Danijela Kadoić Kućibradić is one of those women entrepreneurs. She owns and runs a small enterprise for construction design in the city of Osijek, located in a rural region of Croatia.

Thirty-nine-year-old Danijela belongs to a new generation of women entrepreneurs who have defied traditional gender roles in Croatia. Choosing to be an entrepreneur is not common for Croatian women but joining the civil engineering profession is even less common.  

Danijela started her own firm three years ago, after working for twelve years with a private firm.


"I constantly have to be better than the men, to prove myself. Sport taught me discipline and instilled in me this fighting spirit."

“I just don't like bosses!” says Danijela. Her energetic appearance reflects her sporting past: while in high-school she was a semi-professional volleyball player. She supported herself during her studies with money earned from playing volleyball.

Coming from a working-class background, Danijela didn't have many career options, but she was determined to succeed at whatever she did. She originally dreamed of becoming an architect, but later decided to pursue a career in civil engineering. After completing her Bachelor of Arts degree, she quickly found a job.

Today, Danijela is married with two children.

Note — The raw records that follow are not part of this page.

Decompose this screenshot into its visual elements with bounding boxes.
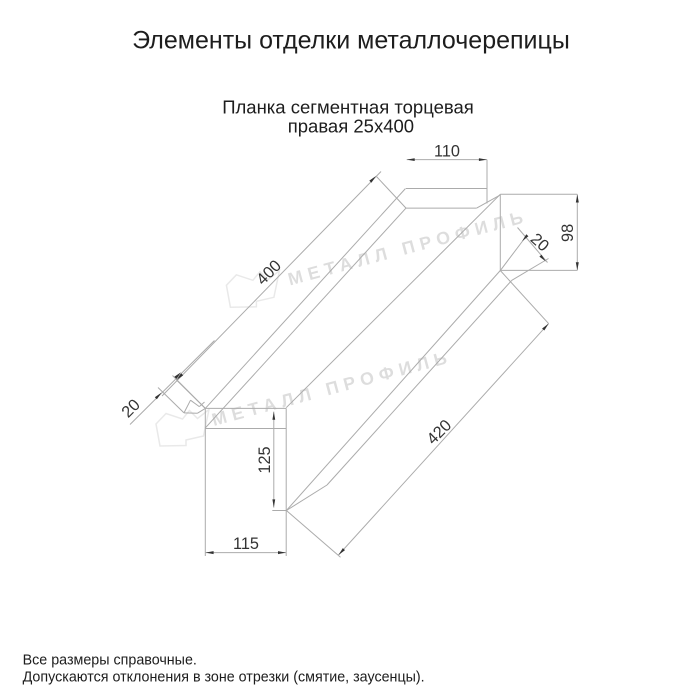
svg-text:Элементы отделки металлочерепи: Элементы отделки металлочерепицы — [132, 27, 570, 55]
svg-text:Все размеры справочные.: Все размеры справочные. — [23, 653, 197, 669]
svg-text:125: 125 — [256, 446, 274, 473]
svg-text:98: 98 — [559, 224, 577, 242]
svg-text:110: 110 — [434, 142, 460, 160]
svg-text:Допускаются отклонения в зоне: Допускаются отклонения в зоне отрезки (с… — [23, 670, 425, 686]
svg-text:правая 25х400: правая 25х400 — [288, 115, 414, 136]
svg-text:115: 115 — [233, 535, 259, 553]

She shares domestic chores and childcare duties with her husband, without which it would be almost impossible for her to compete with predominantly male colleagues in her field of work.

“I constantly have to be better than the men, to prove myself,” says Danijela. “This often means working 16 hours per day, and on weekends as well. And there are still times when I am told I don’t know anything because I am a woman.”


"I simply won’t give up!"

Danijela’s firm has more than enough clients, fortunately, and doesn't even have to advertise its services. Although she admits that she feels overstretched sometimes. “Sport taught me discipline and instilled in me this fighting spirit,” she says with a grin. “I simply won’t give up!”

Danijela succeeded though sheer determination and hard work. She managed to overcome many of the bottlenecks that prevent women from starting their own businesses and becoming entrepreneurs in Croatia.

Social norms were certainly part of the challenge for Danijela, but like other Croatian women, she faced additional constraints including an absence of affordable business development services, lack of financial and social capital, and an absence of institutions and networks that give women a collective voice in the marketplace and in the community. Women are also reluctant to enter, or reenter, the labor market because of unaffordable or inaccessible childcare services.

A forthcoming World Bank report, Investing in Opportunities for All: Croatia Country Gender Assessment, recommends a whole-of-government approach to addressing these gender barriers, which would entail national and municipal governments providing a supportive environment for women’s entrepreneurship. With greater opportunities and gender equality, more women in Croatia will be able to follow in Danijela’s footsteps.